这活本来应该是阿茗来干的,但凌天回府时得知了这场闹剧,他有心想看热闹,所以自告奋勇来太傅府送药。
凌天将药膏交给容泠,一板一眼背着阿茗给他准备好的词:“这是上好的玉容膏,殿下挂念着容公子,嘱咐让公子好好养着。”
容泠听到这话面色稍霁,他半推半就地收下了凌天拿来的药膏,嘟囔道:“还算她有点良心……”

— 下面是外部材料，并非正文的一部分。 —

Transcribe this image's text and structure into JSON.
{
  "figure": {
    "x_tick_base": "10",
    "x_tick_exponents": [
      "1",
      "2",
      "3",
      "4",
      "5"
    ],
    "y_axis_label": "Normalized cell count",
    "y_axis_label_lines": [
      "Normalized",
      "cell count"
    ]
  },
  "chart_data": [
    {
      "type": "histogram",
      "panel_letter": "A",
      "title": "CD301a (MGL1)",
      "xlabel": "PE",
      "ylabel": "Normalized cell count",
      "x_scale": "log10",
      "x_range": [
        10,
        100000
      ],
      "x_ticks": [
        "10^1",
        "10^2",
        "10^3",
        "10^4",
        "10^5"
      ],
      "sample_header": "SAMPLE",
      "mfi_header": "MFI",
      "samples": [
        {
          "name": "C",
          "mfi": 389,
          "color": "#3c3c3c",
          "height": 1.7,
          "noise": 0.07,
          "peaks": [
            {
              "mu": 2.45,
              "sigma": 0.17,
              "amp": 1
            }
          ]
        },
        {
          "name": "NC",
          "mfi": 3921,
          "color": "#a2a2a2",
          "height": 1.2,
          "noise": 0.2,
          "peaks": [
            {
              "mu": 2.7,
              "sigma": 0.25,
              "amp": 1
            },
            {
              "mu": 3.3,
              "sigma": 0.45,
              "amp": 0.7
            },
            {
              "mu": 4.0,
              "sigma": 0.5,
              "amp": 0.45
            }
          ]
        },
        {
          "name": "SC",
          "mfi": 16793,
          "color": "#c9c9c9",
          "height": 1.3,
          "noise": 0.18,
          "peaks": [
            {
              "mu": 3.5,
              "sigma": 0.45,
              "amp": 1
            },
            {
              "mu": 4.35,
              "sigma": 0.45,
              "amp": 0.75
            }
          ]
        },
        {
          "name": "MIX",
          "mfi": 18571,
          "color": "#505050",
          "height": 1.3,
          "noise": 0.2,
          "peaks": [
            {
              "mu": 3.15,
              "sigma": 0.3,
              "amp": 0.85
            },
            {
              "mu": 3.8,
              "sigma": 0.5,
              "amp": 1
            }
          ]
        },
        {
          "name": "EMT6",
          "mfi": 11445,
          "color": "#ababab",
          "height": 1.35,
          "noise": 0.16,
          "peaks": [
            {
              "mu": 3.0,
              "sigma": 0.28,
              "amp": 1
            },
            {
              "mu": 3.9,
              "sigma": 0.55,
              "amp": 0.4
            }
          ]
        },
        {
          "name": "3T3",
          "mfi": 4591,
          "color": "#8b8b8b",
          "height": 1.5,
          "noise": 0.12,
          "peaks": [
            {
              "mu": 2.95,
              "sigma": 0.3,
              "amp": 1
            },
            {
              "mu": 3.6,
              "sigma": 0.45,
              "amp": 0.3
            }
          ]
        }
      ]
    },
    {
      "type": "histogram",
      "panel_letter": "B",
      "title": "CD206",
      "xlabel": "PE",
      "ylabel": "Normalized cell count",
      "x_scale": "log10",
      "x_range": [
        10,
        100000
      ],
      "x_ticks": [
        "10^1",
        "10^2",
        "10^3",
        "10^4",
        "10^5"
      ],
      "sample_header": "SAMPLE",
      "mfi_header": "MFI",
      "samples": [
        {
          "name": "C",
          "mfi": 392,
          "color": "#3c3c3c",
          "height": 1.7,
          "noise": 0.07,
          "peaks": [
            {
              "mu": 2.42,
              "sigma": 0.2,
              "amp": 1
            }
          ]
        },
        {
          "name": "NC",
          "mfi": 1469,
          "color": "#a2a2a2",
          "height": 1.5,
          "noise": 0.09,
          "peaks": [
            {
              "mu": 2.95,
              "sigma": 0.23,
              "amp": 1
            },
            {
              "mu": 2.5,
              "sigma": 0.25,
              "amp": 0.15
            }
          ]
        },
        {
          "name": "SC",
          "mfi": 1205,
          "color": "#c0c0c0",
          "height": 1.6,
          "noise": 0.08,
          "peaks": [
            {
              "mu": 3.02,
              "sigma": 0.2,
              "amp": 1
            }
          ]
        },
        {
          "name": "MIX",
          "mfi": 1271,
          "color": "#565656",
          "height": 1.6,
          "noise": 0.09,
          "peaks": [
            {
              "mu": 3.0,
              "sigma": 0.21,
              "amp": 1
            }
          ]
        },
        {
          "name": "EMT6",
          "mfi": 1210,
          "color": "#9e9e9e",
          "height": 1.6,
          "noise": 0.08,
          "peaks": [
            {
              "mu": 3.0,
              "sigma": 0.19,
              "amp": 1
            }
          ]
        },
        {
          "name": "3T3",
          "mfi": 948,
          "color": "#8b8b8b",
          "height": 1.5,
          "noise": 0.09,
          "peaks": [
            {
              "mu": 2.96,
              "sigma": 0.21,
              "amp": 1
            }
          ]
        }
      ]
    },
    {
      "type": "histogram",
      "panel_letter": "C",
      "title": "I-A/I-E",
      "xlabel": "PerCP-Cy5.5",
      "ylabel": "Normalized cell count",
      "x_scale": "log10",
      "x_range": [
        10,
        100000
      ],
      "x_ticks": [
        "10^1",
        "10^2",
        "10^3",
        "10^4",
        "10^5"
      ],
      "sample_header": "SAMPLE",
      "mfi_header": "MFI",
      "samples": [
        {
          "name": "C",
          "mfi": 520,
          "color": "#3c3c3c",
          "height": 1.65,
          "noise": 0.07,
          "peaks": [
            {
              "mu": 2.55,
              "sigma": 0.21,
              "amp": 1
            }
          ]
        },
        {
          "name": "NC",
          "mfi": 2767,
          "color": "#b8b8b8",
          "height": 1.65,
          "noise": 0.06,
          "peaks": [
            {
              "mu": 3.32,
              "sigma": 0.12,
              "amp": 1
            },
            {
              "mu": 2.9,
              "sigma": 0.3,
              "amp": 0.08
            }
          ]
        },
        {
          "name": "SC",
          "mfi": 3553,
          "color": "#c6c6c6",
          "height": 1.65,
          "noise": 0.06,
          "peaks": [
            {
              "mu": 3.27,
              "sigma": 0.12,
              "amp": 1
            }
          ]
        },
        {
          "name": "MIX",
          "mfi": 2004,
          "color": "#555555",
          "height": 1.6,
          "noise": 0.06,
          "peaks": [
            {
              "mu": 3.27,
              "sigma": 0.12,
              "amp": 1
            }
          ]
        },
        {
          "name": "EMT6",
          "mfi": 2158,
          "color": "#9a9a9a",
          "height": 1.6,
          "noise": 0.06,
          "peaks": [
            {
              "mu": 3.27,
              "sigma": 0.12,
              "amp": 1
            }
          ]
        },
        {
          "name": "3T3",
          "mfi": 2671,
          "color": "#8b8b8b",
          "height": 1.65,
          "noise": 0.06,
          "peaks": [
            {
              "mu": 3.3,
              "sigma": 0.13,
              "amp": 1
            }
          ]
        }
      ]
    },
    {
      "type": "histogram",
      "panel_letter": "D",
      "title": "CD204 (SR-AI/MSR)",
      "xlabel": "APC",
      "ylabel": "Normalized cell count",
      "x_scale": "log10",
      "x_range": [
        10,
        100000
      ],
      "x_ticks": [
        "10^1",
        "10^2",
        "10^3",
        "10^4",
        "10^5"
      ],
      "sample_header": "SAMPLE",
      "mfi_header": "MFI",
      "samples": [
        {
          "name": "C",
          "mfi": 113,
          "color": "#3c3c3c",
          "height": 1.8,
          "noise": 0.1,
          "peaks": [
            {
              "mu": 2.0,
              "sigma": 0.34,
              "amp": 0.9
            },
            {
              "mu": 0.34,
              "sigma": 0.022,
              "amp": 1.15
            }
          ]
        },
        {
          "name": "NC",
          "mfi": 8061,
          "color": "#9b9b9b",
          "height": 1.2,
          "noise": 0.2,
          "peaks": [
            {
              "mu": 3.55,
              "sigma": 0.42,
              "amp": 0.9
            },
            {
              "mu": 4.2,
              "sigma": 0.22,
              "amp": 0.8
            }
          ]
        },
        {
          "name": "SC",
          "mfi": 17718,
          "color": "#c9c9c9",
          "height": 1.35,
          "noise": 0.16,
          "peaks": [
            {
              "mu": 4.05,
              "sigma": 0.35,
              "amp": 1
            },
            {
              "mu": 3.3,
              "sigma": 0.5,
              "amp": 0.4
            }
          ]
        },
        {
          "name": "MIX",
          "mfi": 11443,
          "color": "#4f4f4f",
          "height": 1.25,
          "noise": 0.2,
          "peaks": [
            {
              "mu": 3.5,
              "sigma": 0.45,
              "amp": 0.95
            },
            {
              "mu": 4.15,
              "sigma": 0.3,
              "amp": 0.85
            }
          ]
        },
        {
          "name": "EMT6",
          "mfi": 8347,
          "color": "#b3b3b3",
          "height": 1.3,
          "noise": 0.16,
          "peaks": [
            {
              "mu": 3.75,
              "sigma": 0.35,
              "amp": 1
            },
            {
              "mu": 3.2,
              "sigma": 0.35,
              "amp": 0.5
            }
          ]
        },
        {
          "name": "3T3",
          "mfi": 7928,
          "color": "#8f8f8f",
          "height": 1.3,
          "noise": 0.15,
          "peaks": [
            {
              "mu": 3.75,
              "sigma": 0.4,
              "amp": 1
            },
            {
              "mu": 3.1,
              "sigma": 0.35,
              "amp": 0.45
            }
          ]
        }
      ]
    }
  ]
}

其实他倒并不介意邬辞云打他,毕竟在床上的时候什么事情没有做过,他只是介意邬辞云一直偏向那个丑八怪,让他心里既委屈又难过。
“那个叫什么来着,殉情还是殉葬的……”
“是荀覃。”
凌天听到容泠的问话,下意识解释道,“是礼部尚书家的庶长子。”
“谁问你这个了。”
容泠没好气地扫了凌天一眼,他犹豫片刻,小声问道,“小云……我的意思是,殿下很喜欢他吗?”
温观玉听到这话微微皱了皱眉,明显不太喜欢容泠这种说话方式。
凌天猝不及防被问了计划外的问题,他想到阿茗交代的,若是不知道该如何回答就干脆附和。
所以他连忙点了点头,认同道:“殿下自然是喜欢的。”
容泠闻言气得脸都歪了,他咬牙切齿道:“是吗,那他可真有福气啊……”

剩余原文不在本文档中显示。